I truly wish "Dear John" were a better, less shamelessly manipulative movie, but a couple of the actors got me through it alive. One is Amanda Seyfried, who plays Savannah, the golden child of Charleston, S.C. She can play a driven-snow saint without making you gag. Down at the beach with her friends one day, she meets John, a Green Beret with a violent past, an autistic father ( Richard Jenkins, another asset) and a heart like a lion. John is played by Channing Tatum, whom I wouldn't personally list as one of the film's better performers. Straight women and gay men may disagree with me, though, and it wouldn't be the first time.
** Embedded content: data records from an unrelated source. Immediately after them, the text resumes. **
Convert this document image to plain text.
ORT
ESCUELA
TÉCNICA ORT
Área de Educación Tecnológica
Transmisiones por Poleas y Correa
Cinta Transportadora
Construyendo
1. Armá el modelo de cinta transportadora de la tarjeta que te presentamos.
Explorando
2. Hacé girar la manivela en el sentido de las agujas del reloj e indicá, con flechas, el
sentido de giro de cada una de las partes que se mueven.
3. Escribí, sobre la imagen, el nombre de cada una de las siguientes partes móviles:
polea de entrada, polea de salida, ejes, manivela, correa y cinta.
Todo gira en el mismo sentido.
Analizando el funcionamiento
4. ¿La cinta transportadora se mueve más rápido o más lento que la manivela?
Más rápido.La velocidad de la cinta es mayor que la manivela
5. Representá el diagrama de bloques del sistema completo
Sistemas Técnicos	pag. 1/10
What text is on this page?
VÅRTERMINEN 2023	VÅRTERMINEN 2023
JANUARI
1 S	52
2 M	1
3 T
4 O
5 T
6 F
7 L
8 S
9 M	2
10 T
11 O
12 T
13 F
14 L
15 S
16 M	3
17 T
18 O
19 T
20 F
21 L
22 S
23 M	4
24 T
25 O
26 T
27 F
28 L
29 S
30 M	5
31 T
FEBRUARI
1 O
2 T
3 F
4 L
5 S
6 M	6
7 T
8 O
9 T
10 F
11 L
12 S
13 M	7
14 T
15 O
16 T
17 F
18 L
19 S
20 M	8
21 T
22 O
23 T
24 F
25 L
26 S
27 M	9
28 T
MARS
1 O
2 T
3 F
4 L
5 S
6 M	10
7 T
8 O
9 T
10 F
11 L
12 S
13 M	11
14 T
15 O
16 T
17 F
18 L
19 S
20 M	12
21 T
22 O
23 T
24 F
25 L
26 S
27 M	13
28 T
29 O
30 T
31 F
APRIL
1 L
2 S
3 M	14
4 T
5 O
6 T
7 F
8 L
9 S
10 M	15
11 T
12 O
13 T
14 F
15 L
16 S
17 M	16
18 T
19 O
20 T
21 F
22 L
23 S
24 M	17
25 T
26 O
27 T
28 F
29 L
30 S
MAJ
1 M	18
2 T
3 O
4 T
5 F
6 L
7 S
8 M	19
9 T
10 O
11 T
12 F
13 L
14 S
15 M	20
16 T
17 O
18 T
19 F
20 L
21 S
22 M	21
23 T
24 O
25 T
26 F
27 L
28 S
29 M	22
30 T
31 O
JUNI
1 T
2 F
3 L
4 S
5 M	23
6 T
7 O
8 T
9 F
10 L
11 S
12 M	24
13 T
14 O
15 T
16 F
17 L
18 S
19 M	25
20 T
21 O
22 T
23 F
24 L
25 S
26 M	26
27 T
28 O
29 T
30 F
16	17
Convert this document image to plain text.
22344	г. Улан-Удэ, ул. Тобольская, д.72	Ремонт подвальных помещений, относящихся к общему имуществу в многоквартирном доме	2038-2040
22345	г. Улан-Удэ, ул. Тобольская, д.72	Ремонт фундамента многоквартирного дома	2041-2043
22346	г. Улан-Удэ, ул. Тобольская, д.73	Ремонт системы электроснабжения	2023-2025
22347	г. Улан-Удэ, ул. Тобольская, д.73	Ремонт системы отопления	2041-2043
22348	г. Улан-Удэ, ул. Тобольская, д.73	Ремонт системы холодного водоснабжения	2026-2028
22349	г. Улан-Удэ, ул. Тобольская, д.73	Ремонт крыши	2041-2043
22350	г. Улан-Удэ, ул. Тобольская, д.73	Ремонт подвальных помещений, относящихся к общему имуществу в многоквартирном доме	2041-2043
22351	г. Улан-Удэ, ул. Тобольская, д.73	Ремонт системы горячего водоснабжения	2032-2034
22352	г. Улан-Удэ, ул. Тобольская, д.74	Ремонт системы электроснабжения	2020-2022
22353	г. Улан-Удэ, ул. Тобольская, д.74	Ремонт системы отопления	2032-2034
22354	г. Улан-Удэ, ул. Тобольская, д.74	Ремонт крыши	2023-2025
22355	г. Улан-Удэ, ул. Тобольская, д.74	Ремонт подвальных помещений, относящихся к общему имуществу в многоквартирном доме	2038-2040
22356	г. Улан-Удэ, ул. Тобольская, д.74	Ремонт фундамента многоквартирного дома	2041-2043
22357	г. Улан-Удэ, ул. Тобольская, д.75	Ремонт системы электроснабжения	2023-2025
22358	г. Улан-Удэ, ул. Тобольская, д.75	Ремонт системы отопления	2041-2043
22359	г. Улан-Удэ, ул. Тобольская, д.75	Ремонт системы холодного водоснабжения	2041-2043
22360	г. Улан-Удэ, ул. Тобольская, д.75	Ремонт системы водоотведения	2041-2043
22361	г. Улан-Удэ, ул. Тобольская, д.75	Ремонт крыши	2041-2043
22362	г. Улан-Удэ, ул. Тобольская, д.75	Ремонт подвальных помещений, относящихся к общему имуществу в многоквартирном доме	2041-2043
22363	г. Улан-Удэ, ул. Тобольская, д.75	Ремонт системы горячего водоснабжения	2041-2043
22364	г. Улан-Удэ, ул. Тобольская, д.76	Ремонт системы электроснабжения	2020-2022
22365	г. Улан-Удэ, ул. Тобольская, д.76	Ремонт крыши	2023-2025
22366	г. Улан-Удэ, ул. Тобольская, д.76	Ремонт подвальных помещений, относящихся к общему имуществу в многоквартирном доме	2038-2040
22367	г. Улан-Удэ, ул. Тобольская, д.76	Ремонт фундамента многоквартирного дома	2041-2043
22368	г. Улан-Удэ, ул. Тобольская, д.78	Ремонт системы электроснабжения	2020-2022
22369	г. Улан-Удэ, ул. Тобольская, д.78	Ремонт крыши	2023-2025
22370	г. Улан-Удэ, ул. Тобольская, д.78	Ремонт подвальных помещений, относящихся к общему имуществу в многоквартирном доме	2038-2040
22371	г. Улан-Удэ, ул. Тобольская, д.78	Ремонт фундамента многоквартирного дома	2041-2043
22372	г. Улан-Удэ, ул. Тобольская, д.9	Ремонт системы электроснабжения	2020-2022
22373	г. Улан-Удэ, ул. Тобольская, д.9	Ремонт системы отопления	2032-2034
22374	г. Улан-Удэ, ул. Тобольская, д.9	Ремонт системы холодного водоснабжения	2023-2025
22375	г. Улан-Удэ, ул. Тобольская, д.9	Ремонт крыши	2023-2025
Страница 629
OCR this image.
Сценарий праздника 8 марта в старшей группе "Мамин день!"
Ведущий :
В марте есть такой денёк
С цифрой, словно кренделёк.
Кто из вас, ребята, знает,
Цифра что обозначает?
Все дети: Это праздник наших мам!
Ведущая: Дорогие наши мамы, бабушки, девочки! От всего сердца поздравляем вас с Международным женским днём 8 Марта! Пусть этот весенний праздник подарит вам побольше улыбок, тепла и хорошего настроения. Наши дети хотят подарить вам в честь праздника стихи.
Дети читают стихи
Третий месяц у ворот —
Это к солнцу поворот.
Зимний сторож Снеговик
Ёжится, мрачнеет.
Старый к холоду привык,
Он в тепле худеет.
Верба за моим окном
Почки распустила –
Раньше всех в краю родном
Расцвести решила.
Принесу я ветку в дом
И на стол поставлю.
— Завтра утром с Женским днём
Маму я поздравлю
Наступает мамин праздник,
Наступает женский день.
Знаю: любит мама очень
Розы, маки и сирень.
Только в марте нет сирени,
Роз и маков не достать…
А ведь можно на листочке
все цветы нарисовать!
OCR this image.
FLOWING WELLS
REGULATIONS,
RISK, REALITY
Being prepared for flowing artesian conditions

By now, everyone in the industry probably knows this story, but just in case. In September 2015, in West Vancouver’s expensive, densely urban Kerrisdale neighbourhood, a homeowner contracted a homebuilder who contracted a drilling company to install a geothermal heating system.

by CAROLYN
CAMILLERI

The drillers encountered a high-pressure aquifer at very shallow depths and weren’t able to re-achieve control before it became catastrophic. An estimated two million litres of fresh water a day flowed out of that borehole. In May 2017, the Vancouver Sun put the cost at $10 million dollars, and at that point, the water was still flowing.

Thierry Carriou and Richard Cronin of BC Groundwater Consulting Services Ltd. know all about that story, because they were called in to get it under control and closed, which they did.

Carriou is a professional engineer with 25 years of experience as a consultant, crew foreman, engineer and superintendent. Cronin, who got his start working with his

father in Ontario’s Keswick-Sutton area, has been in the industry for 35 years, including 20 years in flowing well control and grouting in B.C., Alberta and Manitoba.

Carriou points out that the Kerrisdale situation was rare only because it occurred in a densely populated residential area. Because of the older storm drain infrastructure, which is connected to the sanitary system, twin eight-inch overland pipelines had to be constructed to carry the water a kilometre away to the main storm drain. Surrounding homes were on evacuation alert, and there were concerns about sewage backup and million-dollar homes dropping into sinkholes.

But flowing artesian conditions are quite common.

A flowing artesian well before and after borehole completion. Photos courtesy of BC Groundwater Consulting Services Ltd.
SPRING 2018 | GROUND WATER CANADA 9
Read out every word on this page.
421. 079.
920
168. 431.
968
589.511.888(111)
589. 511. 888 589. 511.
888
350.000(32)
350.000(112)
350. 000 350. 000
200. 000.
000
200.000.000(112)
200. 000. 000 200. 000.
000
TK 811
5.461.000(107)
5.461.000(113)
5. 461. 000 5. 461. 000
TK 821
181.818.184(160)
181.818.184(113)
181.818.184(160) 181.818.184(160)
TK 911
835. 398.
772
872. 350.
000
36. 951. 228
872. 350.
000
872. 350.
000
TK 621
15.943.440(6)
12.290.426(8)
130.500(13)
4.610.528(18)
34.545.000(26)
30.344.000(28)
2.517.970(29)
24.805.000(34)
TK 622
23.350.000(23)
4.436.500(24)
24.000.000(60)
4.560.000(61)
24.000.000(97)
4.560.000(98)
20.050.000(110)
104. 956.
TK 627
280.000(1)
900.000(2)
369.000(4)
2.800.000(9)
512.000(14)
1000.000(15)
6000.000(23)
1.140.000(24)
John and Savannah's Summer of 2001 fling is followed by 9-11,which throws a wrench into the couple's plans. John re-ups; the letters continue back and forth, as they tend to do in Sparks stories; and then comes a Dear John letter of a sadder variety. Jenkins' character, portrayed movingly and well and with a subtlety lacking in the rest of the film, struggles while his son fights overseas; Henry Thomas glides in and out of the narrative as Savannah's childhood pal and neighbor, whose little boy is also autistic.
It's too bad the script didn't tone down some of the more obvious broad strokes, such as Savannah's pining, pathetic suitor (Scott Porter), painted as a horrible, insulting, presumably more-liberal-than-John weasel. Undeniably Hollywood spends far more time stereotyping conservatives than liberals. But still.
We love to take comfort from the movies, to look up to the characters on-screen and say: That's nobility. All the same, even romance-novel romances are better with a little more grit and a little less gloss. Seyfried and Jenkins manage to make their characters character-ful; everybody else in "Dear John," which I suspect will be a hit, works to their best of their abilities.
Dear John ✭✭
A couple conducts their romance via mail when the young man is re-deployed to Iraq after 9-11.
With Channing Tatum, Amanda Seyfried. Directed by Lasse Hallestrom.